When the Storms Pass, Caring Adults Must Remain

By: Alma Powell, Chair America’s Promise Alliance

This time of year, 12 years ago, Hurricanes Rita and Katrina wreaked havoc on the Gulf Coast. Houston became the refuge of choice for 60,000 people, over half of whom were school-aged youth. The city opened its arms, homes, schools, and churches, while more kept coming and many never left. Three hundred thousand people eventually chose to call this hospitable city their home. These same souls are now going through it all again.

America’s Promise Alliance was on the Gulf Coast for five years after the storms to raise awareness about the needs of the children, to drive collaboration among organizations and individuals, and to help direct resources not only to the physical recovery of children, but also their emotional and social well-being.
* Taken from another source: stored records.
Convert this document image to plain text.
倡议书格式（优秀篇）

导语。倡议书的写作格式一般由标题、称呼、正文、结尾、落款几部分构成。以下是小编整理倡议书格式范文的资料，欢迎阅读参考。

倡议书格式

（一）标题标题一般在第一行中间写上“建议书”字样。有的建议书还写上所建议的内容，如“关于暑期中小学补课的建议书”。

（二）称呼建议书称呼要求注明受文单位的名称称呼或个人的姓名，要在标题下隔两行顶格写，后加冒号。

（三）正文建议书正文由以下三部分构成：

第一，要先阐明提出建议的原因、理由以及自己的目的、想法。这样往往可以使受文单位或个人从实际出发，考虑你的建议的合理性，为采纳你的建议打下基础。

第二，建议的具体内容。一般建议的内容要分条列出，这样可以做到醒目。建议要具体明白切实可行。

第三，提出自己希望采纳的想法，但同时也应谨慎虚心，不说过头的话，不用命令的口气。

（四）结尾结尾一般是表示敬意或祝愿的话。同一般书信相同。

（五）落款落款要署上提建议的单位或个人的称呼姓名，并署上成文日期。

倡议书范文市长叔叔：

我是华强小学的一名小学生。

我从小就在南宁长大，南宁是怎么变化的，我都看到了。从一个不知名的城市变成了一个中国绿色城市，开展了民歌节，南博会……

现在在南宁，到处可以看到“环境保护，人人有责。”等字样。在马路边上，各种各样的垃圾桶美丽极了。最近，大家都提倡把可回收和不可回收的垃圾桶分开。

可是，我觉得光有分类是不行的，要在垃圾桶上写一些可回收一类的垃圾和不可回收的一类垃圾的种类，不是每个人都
We learned a great deal. All children need a variety of opportunities and supports to thrive now and later in life. The needs are felt deeply in marginalized and distressed communities where families are most likely to suffer the long-term effects of the storms.

Recovery takes years. Families will move multiple times, many will never return, unemployment will be staggeringly high, and more than half of the displaced children will display emotional and behavioral difficulties not present before the storm. Post-traumatic stress syndrome often doesn’t peak until three to five years after the trauma has occurred.

Look beyond the headlines and try to imagine what the children are feeling. We won’t know for certain until after Irma leaves her mark, but we can anticipate that up to a million children and youth won’t be going back to their homes, schools, and churches anytime soon. Their learning, nutrition, friendships, and playtime will all be disrupted. Their support systems have literally been washed away.

Hurricanes peel away our illusions of independence. We rely on each other. Our children are relying on us to pave the way for their future, to be caring adults, to provide physical and emotional safety, to ensure a healthy start and an education that prepares them for independence. They also need the opportunity to help others. These are the Five Promises all children need and deserve, especially those who have been exposed to such trauma.

The waters will recede, the rescues will end and the ‘relief and recovery’ will begin with chain saws and bulldozers and helpers from far away. Americans give generously and then America moves on.

We need to keep nurturing, protecting, listening, and supporting these children for years to come. We will be looking for ways to help.  Each of us can make a difference one caring adult and one child at a time. Start by sending a message of hope and encouragement to a young person. They are the promise of America and they are counting on us.